The set was presented on an open stage to the audience as they entered, and this gave us plenty of time to admire the impressive graphic art, depicting on one side of a central arch an urban setting and on the other a rural one. A block of steps leading to a raised platform centre stage was inventively used for schoolroom and street scenes, with downstage being used for scenes in the Nicklebys' cottage, with basic pieces of furniture, props and sound and lighting effects indicating the change of location.
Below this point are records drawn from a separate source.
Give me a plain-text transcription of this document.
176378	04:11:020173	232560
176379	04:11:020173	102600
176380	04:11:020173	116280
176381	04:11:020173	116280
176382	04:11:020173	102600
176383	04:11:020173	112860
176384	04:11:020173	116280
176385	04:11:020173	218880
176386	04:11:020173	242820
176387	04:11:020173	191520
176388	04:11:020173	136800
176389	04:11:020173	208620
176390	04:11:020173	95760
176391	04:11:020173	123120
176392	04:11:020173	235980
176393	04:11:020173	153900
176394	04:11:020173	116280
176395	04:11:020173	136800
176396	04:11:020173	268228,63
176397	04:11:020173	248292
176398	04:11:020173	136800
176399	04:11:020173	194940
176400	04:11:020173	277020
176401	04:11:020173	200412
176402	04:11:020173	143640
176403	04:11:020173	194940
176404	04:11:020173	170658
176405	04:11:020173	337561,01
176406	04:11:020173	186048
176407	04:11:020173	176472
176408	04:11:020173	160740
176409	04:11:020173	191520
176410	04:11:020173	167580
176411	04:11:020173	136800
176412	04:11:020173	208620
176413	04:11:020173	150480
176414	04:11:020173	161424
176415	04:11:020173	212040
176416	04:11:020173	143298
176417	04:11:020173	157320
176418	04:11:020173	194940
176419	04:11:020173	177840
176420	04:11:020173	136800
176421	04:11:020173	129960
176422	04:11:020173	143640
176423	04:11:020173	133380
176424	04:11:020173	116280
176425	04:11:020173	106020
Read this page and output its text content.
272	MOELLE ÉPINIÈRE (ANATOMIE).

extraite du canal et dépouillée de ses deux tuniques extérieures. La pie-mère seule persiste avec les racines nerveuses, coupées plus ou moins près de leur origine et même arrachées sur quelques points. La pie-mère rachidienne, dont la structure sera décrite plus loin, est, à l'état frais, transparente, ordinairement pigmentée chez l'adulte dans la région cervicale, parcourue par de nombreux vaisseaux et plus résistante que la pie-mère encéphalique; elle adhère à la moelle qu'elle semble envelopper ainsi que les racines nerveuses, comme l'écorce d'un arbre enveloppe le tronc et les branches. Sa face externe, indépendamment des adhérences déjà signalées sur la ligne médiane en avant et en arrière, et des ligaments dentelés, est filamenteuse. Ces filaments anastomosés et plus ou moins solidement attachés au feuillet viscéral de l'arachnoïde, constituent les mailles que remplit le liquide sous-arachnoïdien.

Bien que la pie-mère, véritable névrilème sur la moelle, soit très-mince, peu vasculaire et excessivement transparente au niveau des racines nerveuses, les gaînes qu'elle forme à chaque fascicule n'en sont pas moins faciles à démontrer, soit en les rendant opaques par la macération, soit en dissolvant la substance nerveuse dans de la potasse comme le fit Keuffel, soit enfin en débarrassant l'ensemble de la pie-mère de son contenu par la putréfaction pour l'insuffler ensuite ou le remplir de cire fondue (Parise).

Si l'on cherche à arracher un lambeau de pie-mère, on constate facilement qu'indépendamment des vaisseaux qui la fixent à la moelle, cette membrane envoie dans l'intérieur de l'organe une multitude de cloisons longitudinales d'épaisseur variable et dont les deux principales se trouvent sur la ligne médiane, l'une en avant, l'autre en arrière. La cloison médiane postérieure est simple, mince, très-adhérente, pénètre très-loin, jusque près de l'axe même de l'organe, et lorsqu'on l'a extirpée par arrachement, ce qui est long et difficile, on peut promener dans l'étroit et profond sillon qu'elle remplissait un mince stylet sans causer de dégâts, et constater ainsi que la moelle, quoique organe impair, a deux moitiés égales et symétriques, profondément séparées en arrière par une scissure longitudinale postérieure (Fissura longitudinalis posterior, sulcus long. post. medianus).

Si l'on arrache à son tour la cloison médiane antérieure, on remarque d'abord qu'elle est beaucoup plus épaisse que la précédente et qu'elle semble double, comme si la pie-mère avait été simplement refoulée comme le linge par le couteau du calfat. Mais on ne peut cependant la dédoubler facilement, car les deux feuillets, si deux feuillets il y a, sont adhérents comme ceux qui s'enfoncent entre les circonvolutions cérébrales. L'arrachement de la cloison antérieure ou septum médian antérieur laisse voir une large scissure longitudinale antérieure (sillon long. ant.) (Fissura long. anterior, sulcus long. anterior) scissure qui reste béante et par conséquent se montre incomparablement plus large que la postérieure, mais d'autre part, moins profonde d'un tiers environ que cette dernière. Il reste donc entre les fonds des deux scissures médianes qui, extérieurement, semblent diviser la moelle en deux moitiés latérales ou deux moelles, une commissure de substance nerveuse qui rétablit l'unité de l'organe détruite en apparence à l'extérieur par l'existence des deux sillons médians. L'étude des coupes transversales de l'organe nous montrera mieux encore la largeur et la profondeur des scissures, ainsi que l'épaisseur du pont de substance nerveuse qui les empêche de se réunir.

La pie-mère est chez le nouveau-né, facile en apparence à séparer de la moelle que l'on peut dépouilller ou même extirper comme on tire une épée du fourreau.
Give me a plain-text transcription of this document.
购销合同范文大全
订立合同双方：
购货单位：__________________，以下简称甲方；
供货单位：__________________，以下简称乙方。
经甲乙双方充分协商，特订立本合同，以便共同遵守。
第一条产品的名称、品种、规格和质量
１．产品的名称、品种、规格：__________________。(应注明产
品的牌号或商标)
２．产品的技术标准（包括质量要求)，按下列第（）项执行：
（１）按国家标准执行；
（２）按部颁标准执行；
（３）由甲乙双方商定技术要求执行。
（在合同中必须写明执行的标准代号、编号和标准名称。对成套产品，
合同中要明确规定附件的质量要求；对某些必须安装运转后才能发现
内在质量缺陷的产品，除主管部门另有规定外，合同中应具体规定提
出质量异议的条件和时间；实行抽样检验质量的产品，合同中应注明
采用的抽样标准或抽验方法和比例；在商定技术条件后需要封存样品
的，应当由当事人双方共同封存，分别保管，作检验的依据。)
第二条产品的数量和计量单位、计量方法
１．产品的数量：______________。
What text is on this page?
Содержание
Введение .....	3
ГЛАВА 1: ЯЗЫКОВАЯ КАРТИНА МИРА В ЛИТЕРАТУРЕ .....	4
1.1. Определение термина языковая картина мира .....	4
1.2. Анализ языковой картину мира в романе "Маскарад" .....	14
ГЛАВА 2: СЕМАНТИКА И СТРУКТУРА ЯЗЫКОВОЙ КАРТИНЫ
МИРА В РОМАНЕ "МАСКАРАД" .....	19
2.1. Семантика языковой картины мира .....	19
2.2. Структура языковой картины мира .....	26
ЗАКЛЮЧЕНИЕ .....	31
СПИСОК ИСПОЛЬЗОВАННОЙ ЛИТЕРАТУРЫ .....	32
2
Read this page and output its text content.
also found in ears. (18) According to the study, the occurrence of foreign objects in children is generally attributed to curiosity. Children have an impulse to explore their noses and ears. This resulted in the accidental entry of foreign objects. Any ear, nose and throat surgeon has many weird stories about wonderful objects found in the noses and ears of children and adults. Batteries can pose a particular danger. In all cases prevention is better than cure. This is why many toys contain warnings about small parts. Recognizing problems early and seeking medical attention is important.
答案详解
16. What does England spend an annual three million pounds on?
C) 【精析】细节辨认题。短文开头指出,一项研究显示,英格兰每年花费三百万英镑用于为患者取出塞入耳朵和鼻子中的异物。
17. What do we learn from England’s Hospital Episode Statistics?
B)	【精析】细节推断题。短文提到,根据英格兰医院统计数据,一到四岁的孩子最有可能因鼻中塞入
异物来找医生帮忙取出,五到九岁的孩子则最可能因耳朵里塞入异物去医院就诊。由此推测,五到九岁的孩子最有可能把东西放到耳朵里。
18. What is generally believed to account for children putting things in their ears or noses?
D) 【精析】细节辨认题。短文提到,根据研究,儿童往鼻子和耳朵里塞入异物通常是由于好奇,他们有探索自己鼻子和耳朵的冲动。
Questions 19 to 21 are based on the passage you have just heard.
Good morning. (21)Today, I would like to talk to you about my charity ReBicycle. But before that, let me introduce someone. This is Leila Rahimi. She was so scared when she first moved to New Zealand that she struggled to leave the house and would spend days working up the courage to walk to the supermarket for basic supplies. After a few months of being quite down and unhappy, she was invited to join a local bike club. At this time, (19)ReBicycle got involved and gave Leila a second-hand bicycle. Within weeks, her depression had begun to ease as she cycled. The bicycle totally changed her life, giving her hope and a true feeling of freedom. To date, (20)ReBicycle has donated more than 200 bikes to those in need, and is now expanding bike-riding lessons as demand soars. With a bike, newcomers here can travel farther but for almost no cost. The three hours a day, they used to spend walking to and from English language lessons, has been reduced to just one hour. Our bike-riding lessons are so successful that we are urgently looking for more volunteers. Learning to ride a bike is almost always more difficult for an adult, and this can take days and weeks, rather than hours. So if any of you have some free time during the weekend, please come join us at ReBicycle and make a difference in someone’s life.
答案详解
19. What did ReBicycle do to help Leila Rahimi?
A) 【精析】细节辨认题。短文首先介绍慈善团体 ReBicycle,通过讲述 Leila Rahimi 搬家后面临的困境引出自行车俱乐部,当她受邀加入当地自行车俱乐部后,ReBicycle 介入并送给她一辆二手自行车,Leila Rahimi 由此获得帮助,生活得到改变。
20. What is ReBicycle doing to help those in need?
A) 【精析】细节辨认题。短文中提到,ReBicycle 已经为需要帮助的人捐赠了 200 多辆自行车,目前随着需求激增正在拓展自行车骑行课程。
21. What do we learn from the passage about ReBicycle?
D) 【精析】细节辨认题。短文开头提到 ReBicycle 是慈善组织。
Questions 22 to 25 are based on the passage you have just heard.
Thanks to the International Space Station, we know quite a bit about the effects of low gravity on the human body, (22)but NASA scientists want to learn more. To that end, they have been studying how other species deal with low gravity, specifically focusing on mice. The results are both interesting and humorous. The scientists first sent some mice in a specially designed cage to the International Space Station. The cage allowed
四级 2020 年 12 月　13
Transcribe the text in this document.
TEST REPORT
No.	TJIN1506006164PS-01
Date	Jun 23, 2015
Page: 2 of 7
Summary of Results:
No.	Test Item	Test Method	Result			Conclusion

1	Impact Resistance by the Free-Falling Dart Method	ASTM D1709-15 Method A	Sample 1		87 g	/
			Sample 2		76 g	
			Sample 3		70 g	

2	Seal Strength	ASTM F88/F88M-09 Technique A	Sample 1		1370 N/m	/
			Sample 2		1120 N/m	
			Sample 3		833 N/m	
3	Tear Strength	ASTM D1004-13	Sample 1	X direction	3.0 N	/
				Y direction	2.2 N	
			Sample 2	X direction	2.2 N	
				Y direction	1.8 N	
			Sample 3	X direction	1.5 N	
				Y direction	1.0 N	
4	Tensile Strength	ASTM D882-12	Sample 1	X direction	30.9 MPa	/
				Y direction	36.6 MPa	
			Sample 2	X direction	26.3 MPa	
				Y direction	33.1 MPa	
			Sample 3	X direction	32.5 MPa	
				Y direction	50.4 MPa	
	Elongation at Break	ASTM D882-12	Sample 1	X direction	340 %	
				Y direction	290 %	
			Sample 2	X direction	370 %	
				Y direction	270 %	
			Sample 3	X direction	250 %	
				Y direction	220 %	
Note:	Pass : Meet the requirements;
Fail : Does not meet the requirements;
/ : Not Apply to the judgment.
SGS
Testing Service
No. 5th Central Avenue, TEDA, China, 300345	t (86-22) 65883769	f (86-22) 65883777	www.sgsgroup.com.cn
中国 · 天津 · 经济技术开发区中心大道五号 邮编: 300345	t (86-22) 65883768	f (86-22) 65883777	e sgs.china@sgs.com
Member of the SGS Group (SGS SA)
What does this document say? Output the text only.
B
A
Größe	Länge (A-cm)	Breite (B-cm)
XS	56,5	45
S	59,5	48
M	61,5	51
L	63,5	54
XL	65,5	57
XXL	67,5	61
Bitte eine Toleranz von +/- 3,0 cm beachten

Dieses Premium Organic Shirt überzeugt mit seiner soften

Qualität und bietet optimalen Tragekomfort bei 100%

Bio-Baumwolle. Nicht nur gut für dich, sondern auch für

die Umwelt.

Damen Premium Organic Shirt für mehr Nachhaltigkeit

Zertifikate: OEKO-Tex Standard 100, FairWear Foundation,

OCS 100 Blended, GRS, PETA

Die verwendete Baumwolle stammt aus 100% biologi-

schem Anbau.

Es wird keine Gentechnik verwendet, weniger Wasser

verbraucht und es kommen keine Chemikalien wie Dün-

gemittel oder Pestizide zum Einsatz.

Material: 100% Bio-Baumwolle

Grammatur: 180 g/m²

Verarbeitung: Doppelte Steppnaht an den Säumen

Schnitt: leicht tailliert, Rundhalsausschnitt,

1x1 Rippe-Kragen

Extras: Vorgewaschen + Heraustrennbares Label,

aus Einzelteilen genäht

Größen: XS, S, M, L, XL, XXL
My main impression of this show was of a colourful, ever changing scene, full of movement, with the episode rapidly following episode to keep the momentum of the story. Great entertainment, although it did result in the loss of the odd line as actors, keen not to let the pace drop, occasionally talked across one another or just slightly fluffed their words. Some of the lines spoken from the back of the stage were, just occasionally, difficult to hear as well. However, there were some excellent opportunities for characterisation which was seized upon by this talented cast, notably the Yorkshire Squeers family, the odious Sir Mulberry Hawk and his cronies, and the rollicking Crummles theatre company. This was the ultimate ensemble performance and the many cast members combined (no pun intended!) to form a whole that was definitely more than the sum of its parts.
 
Many congratulations to all concerned with this production, but especially to director Colin Lawrence for orchestrating so many fine elements to produce a show that was well up there with the best of these Christmas offerings from BAWDS and Combined.